The classical least squares estimator here would be
$$\hat{\beta}= (X^TX)^{-1}X^TY.$$
If $\beta^{0}$ is the true parameter, then we have that the prediction error is given by $E=||X(\hat{\beta}- \beta^{0})||_2^2$. We have that,
$$E=||X(\hat{\beta}- \beta^{0})||_2^2/\sigma^2=||X(X^TX)^{-1}X^T \epsilon||_2^2/\sigma^2=||\gamma||_2^2/\sigma^2.$$
It is easy to see that $\gamma \sim \mathcal{N}(0,\sigma^2 X(X^TX)^{-1}X^T)$. However it is claimed in High Dimensional Statistics
by Bühlmann and van de Geer
(on page 101) that $E$ is distributed according to a chi-square distribution with $p$ degrees of freedom. I can not see how this is true (It would be true if $\gamma \sim \mathcal{N}(0,D)$ for some diagonal matrix $D$ with non-negative diagonal entries.) Am I missing something here?
Best Answer
Your last statement provides an important clue: not only would $D$ be diagonal, it would have to have $p$ units on the diagonal and zeros elsewhere. So there must be something special about $X(X^\prime X)^{-1}X^\prime$. To see what, look at the Singular Value Decomposition of $X$,
$$X = U \Sigma V^\prime$$
where $U$ and $V$ are orthogonal (that is, $U^\prime U$ and $V^\prime V$ are identity matrices) and $\Sigma$ is diagonal. Use this to simplify
$$(X^\prime X)^{-1} = \left( \left( U \Sigma V^\prime \right)^\prime \left( U \Sigma V^\prime \right)\right)^{-1} = \left( V \Sigma^\prime U^\prime U \Sigma V^\prime \right)^{-1} = \left( V \Sigma^\prime \Sigma V^\prime \right)^{-1}$$
and employ that to compute
$$X(X^\prime X)^{-1}X^\prime =\left( U \Sigma V^\prime \right) \left( V \Sigma^\prime \Sigma V^\prime \right)^{-1}\left( U \Sigma V^\prime \right)^\prime = U\left(\Sigma\left(\Sigma^\prime \Sigma\right)^{-1}\Sigma^\prime\right) U^\prime.$$
This exhibits the covariance matrix of $\epsilon$ as being conjugate (via the similarity induced by $U$) to $\Sigma\left(\Sigma^\prime \Sigma\right)\Sigma^\prime$, which (since $\Sigma$ is diagonal) has $\text{rank}(\Sigma)$ ones along the diagonal and zeros elsewhere: in other words, the distribution of $\epsilon$ is that of an orthogonal linear combination of $\text{rank}(\Sigma) = \text{rank}(X)$ independent, identically distributed Normal variates.

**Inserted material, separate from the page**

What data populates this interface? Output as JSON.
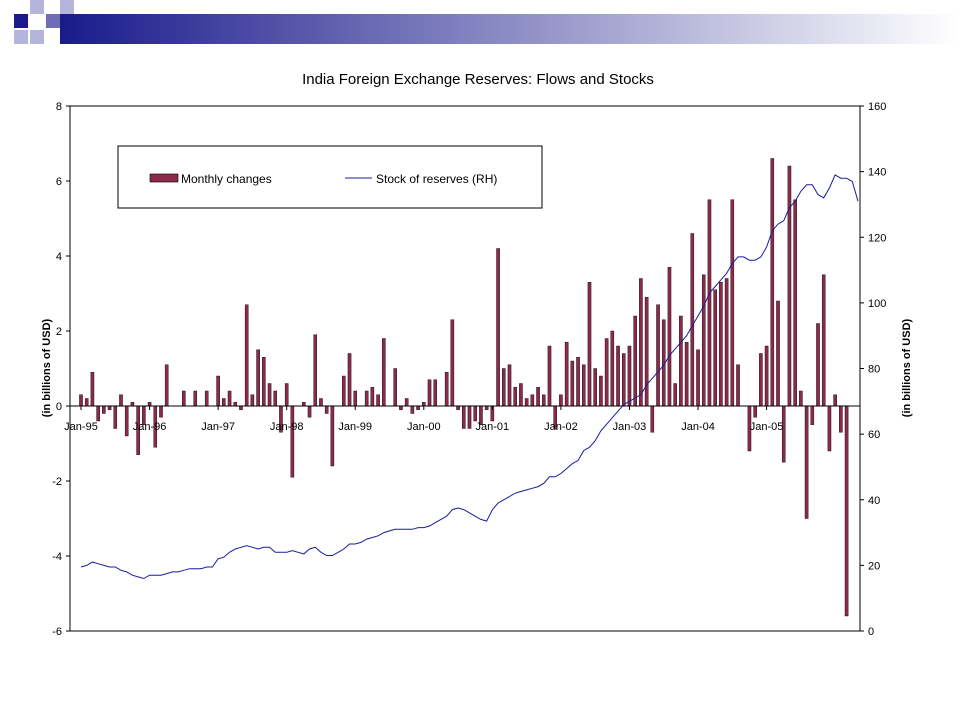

Orthogonal transformations such as $U$ preserve sums of squares. Provided $X$ has full rank--which is $\min(p,n)=p$--the distribution of $E$ therefore is that of the sum of $p$ squares of independent standard Normal variables, which by definition is $\chi^2(p)$. More generally, $E \sim \chi^2(\text{rank}(X)).$
This algebraic argument is one way of finding out that ordinary least squares is just Euclidean geometry: this result is a rediscovery of the Pythagorean Theorem.